Boesak’s poignant “cry from the heart” from the heart of his own church — and in many ways from his own — met with a standing ovation. It also gave its name to the Oct. 17 conference here: “A Cry from the Heart for Unity, Reconciliation and Justice: From Belhar to Ferguson.”
The conference examined not only the roots of the Belhar Confession in South Africa’s apartheid era, but also explored struggles of race, class, and gender in the present U.S. context in both church and society.
The conference was especially timely not only in the light of the persistence and the destructive consequences of racism as evidenced by the events and the continued unrest in Ferguson, Mo., but also as the Presbyterian Church (USA) has begun the process of voting on a proposed constitutional amendment that would add the Belhar Confession to the PCUSA’s Book of Confessions.
To be added to the denomination’s Constitution, it will have to be ratified by 115, or two-thirds, of the denomination’s 172 presbyteries — each by a two-thirds vote — within the next year. If the confession receives the approval of the presbyteries, the 221nd General Assembly (2016) would then be called upon to give final approval of its inclusion in the Book of Confessions.
Boesak, in tracing the roots of what he called “the history of a heresy” in his native South Africa, said that the apartheid system came to South Africa through colonization and slavery.
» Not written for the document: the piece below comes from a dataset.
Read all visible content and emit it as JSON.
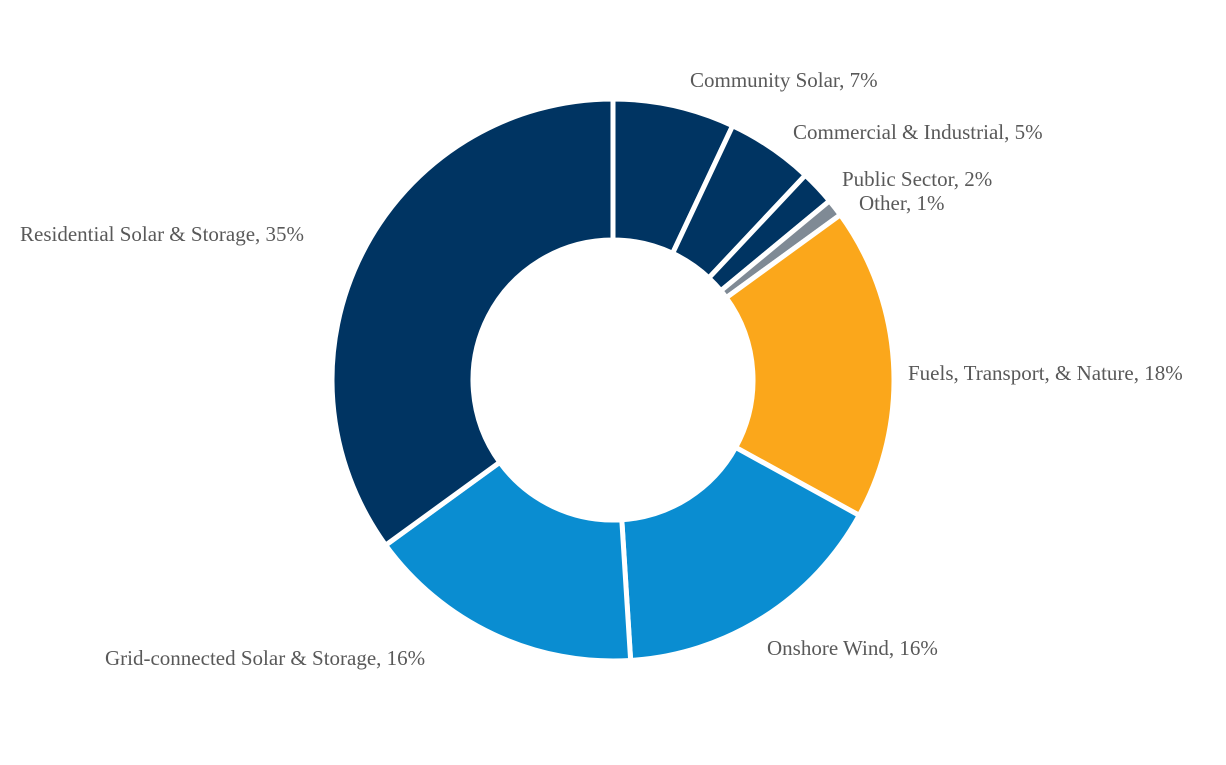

It found its first form when the colonial Dutch Reformed Church made its decision to divide the church on the basis of race.
“When we began to realize that apartheid was not just a political system that was oppressive — not just a racist, exploitative, economic system, not just a system of cultural and political domination and subjugation — but that it could not survive without its moral justification,” he said, referring to the church’s sanction of the practice, “then we began to have some understanding of what the call upon us was to do.”
Because the special committee was charged with educating the whole church about the confession, videos of all four presentations from the Oct. 17 conference are now available online as an educational resource for churches and presbyteries as they prepare to vote on Belhar.